A pesar de no tener templo, la comunidad se reúne en torno a la Palabra divina, que le otorga esperanza. “Esdras leyó desde el amanecer hasta el mediodía”. Y “todo el pueblo estaba atento a la lectura del libro de la Ley”. Nadie se cansa o se aburre. Todos escuchan atentos porque están convencidos que esa Palabra otorga sentido a su vida. La lectura de la Ley provocó conmoción. Los israelitas lloran de alegría y de dolor, porque lo que escuchan los hace conscientes de sus pecados y de la necesidad de arrepentirse. Esdras dice: “No estén tristes, porque celebrar al Señor es nuestra fuerza”. Escuchar la Palabra de Dios es maravilloso. Él mismo se dirige a nosotros. Por eso, al leer la Biblia entramos en contacto personal con la Palabra divina, que nos ilumina y conforta. Pero ese gozo solo es completo si se comparten los bienes con los pobres, como lo pide Esdras.
 
Por su parte, el evangelio nos lleva a la sinagoga de Nazaret donde un en el inicio de su ministerio, Jesús se levanta para leer la Palabra y explicarla. Cuando le entregan el rollo del Profeta Isaías, busca el pasaje donde estaba escrito: El Espíritu del Señor está sobre mí, porque me ha ungido y me ha enviado para llevar a los pobres la buena nueva… Isaías, unos cinco siglos antes, se refería a un personaje misterioso, sobre el que se habría posado el Espíritu del Señor, para consagrarlo y enviarlo.
 
Cuando Jesús enrolla el volumen y se sienta, todos los presentes en la sinagoga fijan su mirada en él, esperando su comentario, el cual es sencillo pero profundo: “Hoy se cumple esta escritura que acaban de oír”. En efecto, el Espíritu Santo, en el Jordán, consagró a Jesús con la unción espiritual, para que iniciara su misión como Mesías enviado.
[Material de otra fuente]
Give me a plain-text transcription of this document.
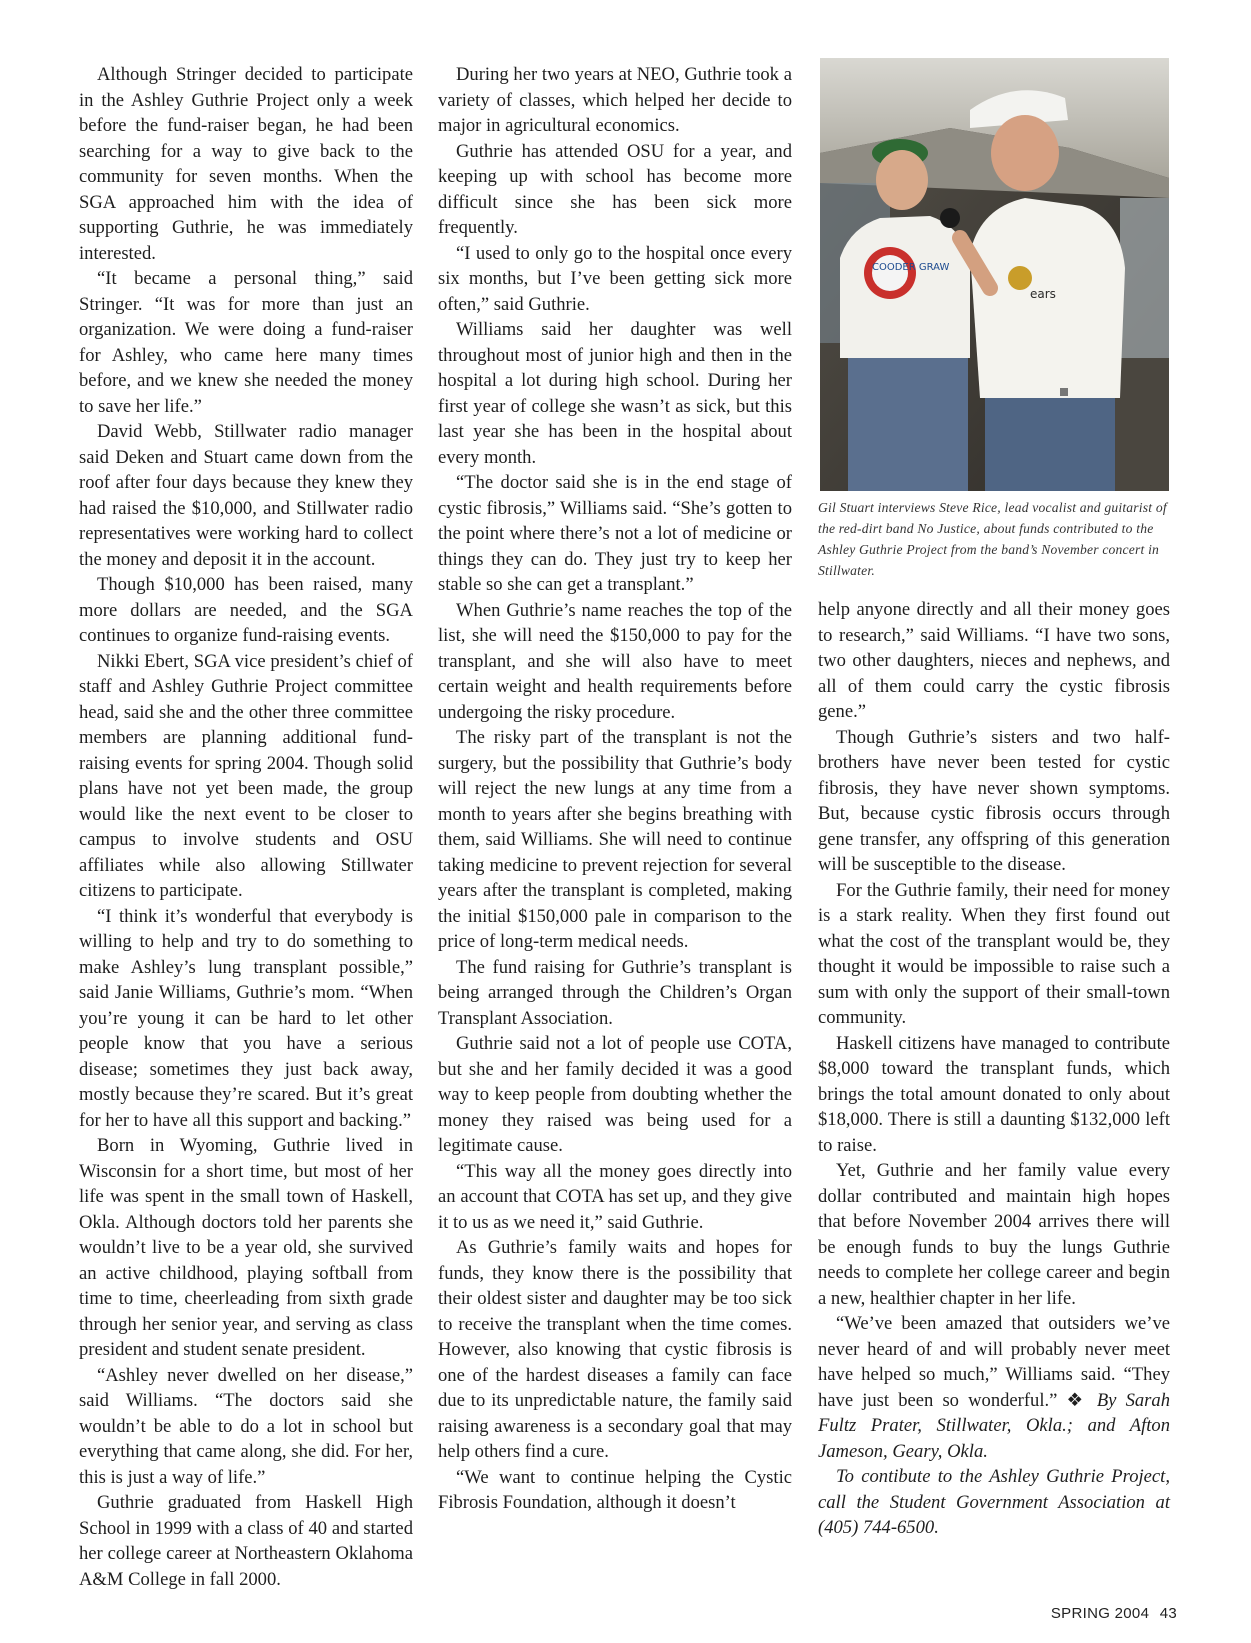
Although Stringer decided to participate in the Ashley Guthrie Project only a week before the fund-raiser began, he had been searching for a way to give back to the community for seven months. When the SGA approached him with the idea of supporting Guthrie, he was immediately interested.

“It became a personal thing,” said Stringer. “It was for more than just an organization. We were doing a fund-raiser for Ashley, who came here many times before, and we knew she needed the money to save her life.”

David Webb, Stillwater radio manager said Deken and Stuart came down from the roof after four days because they knew they had raised the $10,000, and Stillwater radio representatives were working hard to collect the money and deposit it in the account.

Though $10,000 has been raised, many more dollars are needed, and the SGA continues to organize fund-raising events.

Nikki Ebert, SGA vice president’s chief of staff and Ashley Guthrie Project committee head, said she and the other three committee members are planning additional fund-raising events for spring 2004. Though solid plans have not yet been made, the group would like the next event to be closer to campus to involve students and OSU affiliates while also allowing Stillwater citizens to participate.

“I think it’s wonderful that everybody is willing to help and try to do something to make Ashley’s lung transplant possible,” said Janie Williams, Guthrie’s mom. “When you’re young it can be hard to let other people know that you have a serious disease; sometimes they just back away, mostly because they’re scared. But it’s great for her to have all this support and backing.”

Born in Wyoming, Guthrie lived in Wisconsin for a short time, but most of her life was spent in the small town of Haskell, Okla. Although doctors told her parents she wouldn’t live to be a year old, she survived an active childhood, playing softball from time to time, cheerleading from sixth grade through her senior year, and serving as class president and student senate president.

“Ashley never dwelled on her disease,” said Williams. “The doctors said she wouldn’t be able to do a lot in school but everything that came along, she did. For her, this is just a way of life.”

Guthrie graduated from Haskell High School in 1999 with a class of 40 and started her college career at Northeastern Oklahoma A&M College in fall 2000.

During her two years at NEO, Guthrie took a variety of classes, which helped her decide to major in agricultural economics.

Guthrie has attended OSU for a year, and keeping up with school has become more difficult since she has been sick more frequently.

“I used to only go to the hospital once every six months, but I’ve been getting sick more often,” said Guthrie.

Williams said her daughter was well throughout most of junior high and then in the hospital a lot during high school. During her first year of college she wasn’t as sick, but this last year she has been in the hospital about every month.

“The doctor said she is in the end stage of cystic fibrosis,” Williams said. “She’s gotten to the point where there’s not a lot of medicine or things they can do. They just try to keep her stable so she can get a transplant.”

When Guthrie’s name reaches the top of the list, she will need the $150,000 to pay for the transplant, and she will also have to meet certain weight and health requirements before undergoing the risky procedure.

The risky part of the transplant is not the surgery, but the possibility that Guthrie’s body will reject the new lungs at any time from a month to years after she begins breathing with them, said Williams. She will need to continue taking medicine to prevent rejection for several years after the transplant is completed, making the initial $150,000 pale in comparison to the price of long-term medical needs.

The fund raising for Guthrie’s transplant is being arranged through the Children’s Organ Transplant Association.

Guthrie said not a lot of people use COTA, but she and her family decided it was a good way to keep people from doubting whether the money they raised was being used for a legitimate cause.

“This way all the money goes directly into an account that COTA has set up, and they give it to us as we need it,” said Guthrie.

As Guthrie’s family waits and hopes for funds, they know there is the possibility that their oldest sister and daughter may be too sick to receive the transplant when the time comes. However, also knowing that cystic fibrosis is one of the hardest diseases a family can face due to its unpredictable nature, the family said raising awareness is a secondary goal that may help others find a cure.

“We want to continue helping the Cystic Fibrosis Foundation, although it doesn’t

COODER GRAW
ears
Gil Stuart interviews Steve Rice, lead vocalist and guitarist of the red-dirt band No Justice, about funds contributed to the Ashley Guthrie Project from the band’s November concert in Stillwater.

help anyone directly and all their money goes to research,” said Williams. “I have two sons, two other daughters, nieces and nephews, and all of them could carry the cystic fibrosis gene.”

Though Guthrie’s sisters and two half-brothers have never been tested for cystic fibrosis, they have never shown symptoms. But, because cystic fibrosis occurs through gene transfer, any offspring of this generation will be susceptible to the disease.

For the Guthrie family, their need for money is a stark reality. When they first found out what the cost of the transplant would be, they thought it would be impossible to raise such a sum with only the support of their small-town community.

Haskell citizens have managed to contribute $8,000 toward the transplant funds, which brings the total amount donated to only about $18,000. There is still a daunting $132,000 left to raise.

Yet, Guthrie and her family value every dollar contributed and maintain high hopes that before November 2004 arrives there will be enough funds to buy the lungs Guthrie needs to complete her college career and begin a new, healthier chapter in her life.

“We’ve been amazed that outsiders we’ve never heard of and will probably never meet have helped so much,” Williams said. “They have just been so wonderful.” ❖ By Sarah Fultz Prater, Stillwater, Okla.; and Afton Jameson, Geary, Okla.

To contibute to the Ashley Guthrie Project, call the Student Government Association at (405) 744-6500.

SPRING 2004 43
Así, él explica, actualiza y da plenitud de sentido al pasaje del Profeta.
 
Mientras Nehemías ponen de relieve la fuerza de la Palabra e invita a escucharla con atención, reverencia y compromiso, san Lucas destaca el cumplimiento pleno de esa Palabra salvífica, que tiene lugar en Jesucristo.
 
Hace ya sesenta años, el Concilio Vaticano II subrayó la importancia de la Palabra de Dios: La Iglesia ha venerado siempre las Sagradas Escrituras al igual que el mismo Cuerpo del Señor, no dejando de tomar de la mesa y de distribuir a los fieles el pan de vida, tanto de la palabra de Dios como del Cuerpo de Cristo, sobre todo en la Liturgia… Y es tanta la eficacia que radica en la palabra de Dios, que es, en verdad, apoyo y vigor de la Iglesia, y para sus hijos, fortaleza de la fe, alimento del alma, fuente pura y perenne de la vida espiritual… «Pues la palabra de Dios es viva y eficaz» (Hb 4,12), «que puede edificar y dar la herencia a todos los que han sido santificados» (Hch 20, 32…) (DV 21)
 
En 2008, el Sínodo de la Palabra enfatizó que “la Palabra del Señor permanece para siempre. Y esa palabra «es el Evangelio que os anunciamos» (1 P 1,25). Esta frase de la Primera carta de san Pedro, que retoma las palabras del profeta Isaías (40,8), nos pone frente al misterio de Dios que se comunica a sí mismo mediante el don de su palabra. Esta palabra, que permanece para siempre, ha entrado en el tiempo. Dios ha pronunciado su palabra eterna de un modo humano; su Verbo «se hizo carne» (Jn 1,14). Ésta es la buena noticia. Éste es el anuncio que, a través de los siglos, llega hasta nosotros”.
 
La Palabra de Dios es alimento para nuestra vida y antorcha para nuestros pasos, pero también implica el compromiso, como respuesta de fe hacia el mismo Dios y de caridad hacia nuestros hermanos. La Palabra divina, que ha tenido su cumplimiento pleno en el Verbo eterno de Dios encarnado, da sentido a nuestra existencia, nos congrega como comunidad de fe, para que seamos auténtica Iglesia sinodal y nos conforta en nuestro camino para que busquemos la unidad de todos los creyentes en Cristo y para que seamos genuinos peregrinos de esperanza.